Our Approach

Our Approach

Context

Before you read this, start with the summary of the project. To understand the terminology, its also recommended to read our taxonomy, which is applicable for everything we do.
Most modern software applications (think Slack, Notion, Google Drive) consists of many components. It could be argued that there is no software anymore that does not have some dependency on some open-source component.
To take the example of our very own website here are some examples of the components that have been used to build it:
  • Gatsby (the overarching framework to construct the website with)
  • React (is used by Gatsby)
We also use a third-party service to make the website editable - a content management system - called Prismic.
An important fact to note: The actual code of the website is maybe ~1%, the majority of the logic & heavy work is done by the libraries above which represent ~99% of the total code of the website.
Now if we want to improve the energy-usage of the development of the website - where do we start? We start with the ~99% obviously, with the components.
When building the website - was energy-efficiency taken into account when selecting the components? No, performance, ease-of-use and an active maintenance community were the key requirements when selecting the components. Would it have been possible to select components based on energy-efficiency?
To take an example, when looking at the Gatsby website or the Gatsby code repository, there is indicator that would inform decision-making in regards to energy-efficiency. One could argue that a slim, high-performing component is also energy-efficient, however it’s not fact-based and there is no public evidence to support it.

How to measure?

How do you validate the efficiency of a car engine if you don’t have a car around it? You test in it in a laboratory and you test it based on real-life scenarios.
Software components do the same, because if they break, they might pull millions of applications down with them (or expose a security issue as happened with Log4J).
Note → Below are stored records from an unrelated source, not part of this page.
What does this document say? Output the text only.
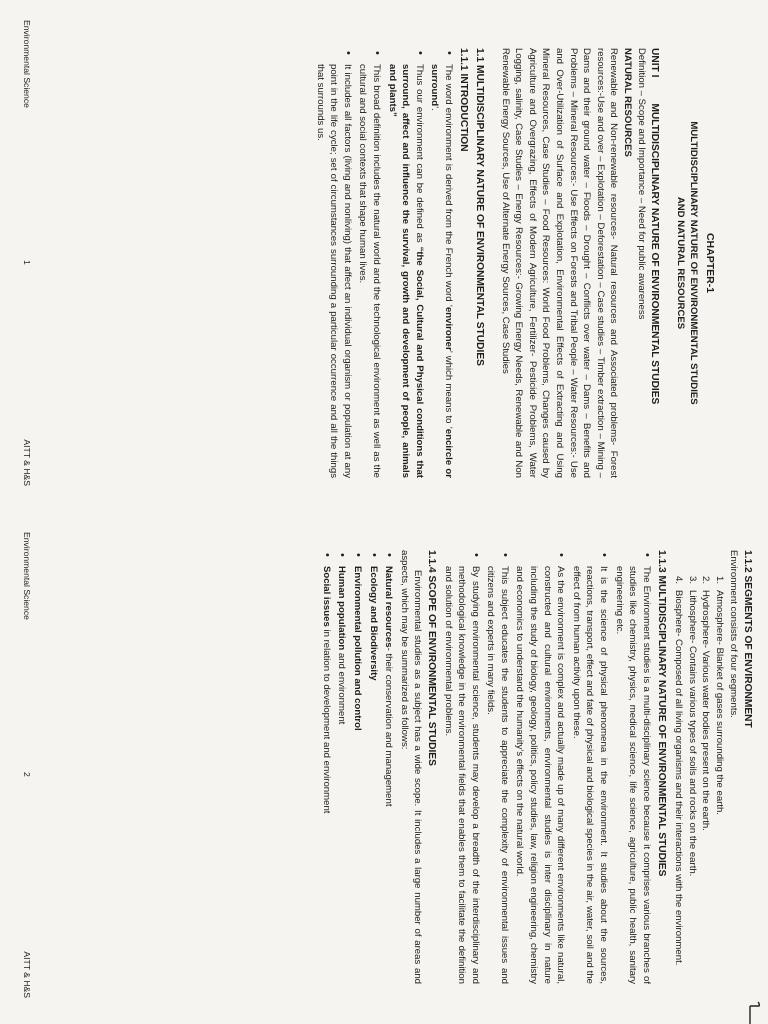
CHAPTER-1
MULTIDISCIPLINARY NATURE OF ENVIRONMENTAL STUDIES
AND NATURAL RESOURCES
UNIT IMULTIDISCIPLINARY NATURE OF ENVIRONMENTAL STUDIES
Definition – Scope and Importance – Need for public awareness
NATURAL RESOURCES
Renewable and Non-renewable resources- Natural resources and Associated problems- Forest resources:-Use and over – Explotation – Deforestation – Case studies – Timber extraction – Mining – Dams and their ground water – Floods – Drought – Conflicts over water – Dams – Benefits and Problems – Mineral Resources:- Use Effects on Forests and Tribal People – Water Resources:- Use and Over-Utilization of Surface and Explotation, Environmental Effects of Extracting and Using Mineral Resources, Case Studies – Food Resources: World Food Problems, Changes caused by Agriculture and Overgrazing, Effects of Modern Agriculture, Fertilizer- Pesticide Problems, Water Logging, salinity, Case Studies – Energy Resources:- Growing Energy Needs, Renewable and Non Renewable Energy Sources, Use of Alternate Energy Sources, Case Studies
1.1 MULTIDISCIPLINARY NATURE OF ENVIRONMENTAL STUDIES
1.1.1 INTRODUCTION
• The word environment is derived from the French word ‘environer’ which means to ‘encircle or surround’.
• Thus our environment can be defined as “the Social, Cultural and Physical conditions that surround, affect and influence the survival, growth and development of people, animals and plants”
• This broad definition includes the natural world and the technological environment as well as the cultural and social contexts that shape human lives.
• It includes all factors (living and nonliving) that affect an individual organism or population at any point in the life cycle; set of circumstances surrounding a particular occurrence and all the things that surrounds us.
Environmental Science
1
AITT & H&S
1.1.2 SEGMENTS OF ENVIRONMENT
Environment consists of four segments.
1.
Atmosphere- Blanket of gases surrounding the earth.
2.
Hydrosphere- Various water bodies present on the earth.
3.
Lithosphere- Contains various types of soils and rocks on the earth.
4.
Biosphere- Composed of all living organisms and their interactions with the environment.
1.1.3 MULTIDISCIPLINARY NATURE OF ENVIRONMENTAL STUDIES
• The Environment studies is a multi-disciplinary science because it comprises various branches of studies like chemistry, physics, medical science, life science, agriculture, public health, sanitary engineering etc.
• It is the science of physical phenomena in the environment. It studies about the sources, reactions, transport, effect and fate of physical and biological species in the air, water, soil and the effect of from human activity upon these.
• As the environment is complex and actually made up of many different environments like natural, constructed and cultural environments, environmental studies is inter disciplinary in nature including the study of biology, geology, politics, policy studies, law, religion engineering, chemistry and economics to understand the humanity’s effects on the natural world.
• This subject educates the students to appreciate the complexity of environmental issues and citizens and experts in many fields.
• By studying environmental science, students may develop a breadth of the interdisciplinary and methodological knowledge in the environmental fields that enables them to facilitate the definition and solution of environmental problems.
1.1.4 SCOPE OF ENVIRONMENTAL STUDIES
Environmental studies as a subject has a wide scope. It includes a large number of areas and aspects, which may be summarized as follows:
• Natural resources- their conservation and management
• Ecology and Biodiversity
• Environmental pollution and control
• Human population and environment
• Social issues in relation to development and environment
Environmental Science
2
AITT & H&S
So each component has hundreds, sometimes thousands of automated tests, which are executed whenever a change is made to the code of the component. The tests verify that the functionality is intact and meets the requirements defined by the specification (API).
If we wanted to measure the energy-efficiency of a component, in principle, we would have to build a software application around it (the car), to then perform tests. This is what the Oeko Institut in collaboration with the Birkenfeld Campus did in the previous work. Now this hard to scale, especially for > 10 Million software components out there.
So why not use the test suites that already come with each component? Measuring the energy use during the execution does not lead us to a comparable result (if you have the two components with the same functionality, but a different test approach or test coverage, the results will not be comparable or someone might just delete tests to improve the measurement), however it makes it scalable and repeatable. Most importantly, it gives the developer of the component a clear metric & indicator to work against - if energy-use is to be improved, the metric should go down.
To summarize: Our approach to the energy measurement of a software component is to measure the total energy consumed during the execution of its test suite, which executes the majority of the code that would also be executed in a real application.

When to measure?

When developing a software component using a test-driven approach (which is the common), there is two moment when the tests are being executed, which serve different purposes:
  1. During the development process, locally on the computer of the developer. Often running automatically upon a file change (see example below)
  1. Upon ‘checking in’ of the code, meaning when it’s uploaded to the shared code repository (think of it as a shared folder with a versioning history if you are not familiar with repositories), all tests are run to ensure that the committed (’uploaded’) change of the developer does not break anything else in the application.
Example of a local test process (here JavaScript/Jest) 
Courtesy of Adam Butler
Example of a local test process (here JavaScript/Jest) Courtesy of Adam Butler

Measuring during CI/CD

The 2) part is most often run using a continuous integration/delivery service. Some of the most common, we have listed here. To simplify the effort required from component developers, it would be highly desirable if the CI/CD applications themselves would display the energy-use per test execution.
Developing the integrations with common continuous integration/delivery tools & platforms is a key part of the project.

Measuring locally

Measuring the energy-use on the local computer of the developer is more challenging, because the type of computer used can influence the energy-use of the component. This makes it difficult for development-teams ‘to work on the same problem’, if the problem looks different on each developer’s computer.
Therefore, most likely, the measurement locally has to be calibrated first, determining the computing-efficiency (e.g. performance per watt of energy) needs to be benchmarked to then calibrate the energy-measurement to the local computer.
As the time of writing, we have not yet identified the exact method of calibration, however, we have identified the need to calibrate and will develop an approach to this during the course of the project.

Displaying energy-use

To connect to the point we identified in the beginning - the ability for a developer to chose a more energy-efficient component - we also need to display this information as part of component’s documentation.
Further, we need to standardize the process of measuring energy across components, in order to ensure they all are based on the same measurement methodology.
An approach to such display already exists, In the development community it’s very common to display ‘badges’ that display the various states of the component. In the example below, you can see that ArgoCD for example, currently has all of its tests ‘passing’ (meaning no issue was found), and that the tests cover 46% of all of lines of code, meaning that 54% of the code is not executed during the execution of the test suite.
Example ‘badges’ from Argo CD itself
Example ‘badges’ from Argo CD itself
As part of the SoftAWERE project, we want to evaluate further, if such a badge should and can exists for energy-use of the software component, to enable developers to consider energy-use as a selection criteria for picking a component.
Further we will explore how to develop an open standard that can be adopted by testing tools, CI/CD tools and enable the open-source community to continuously improve the methodology itself.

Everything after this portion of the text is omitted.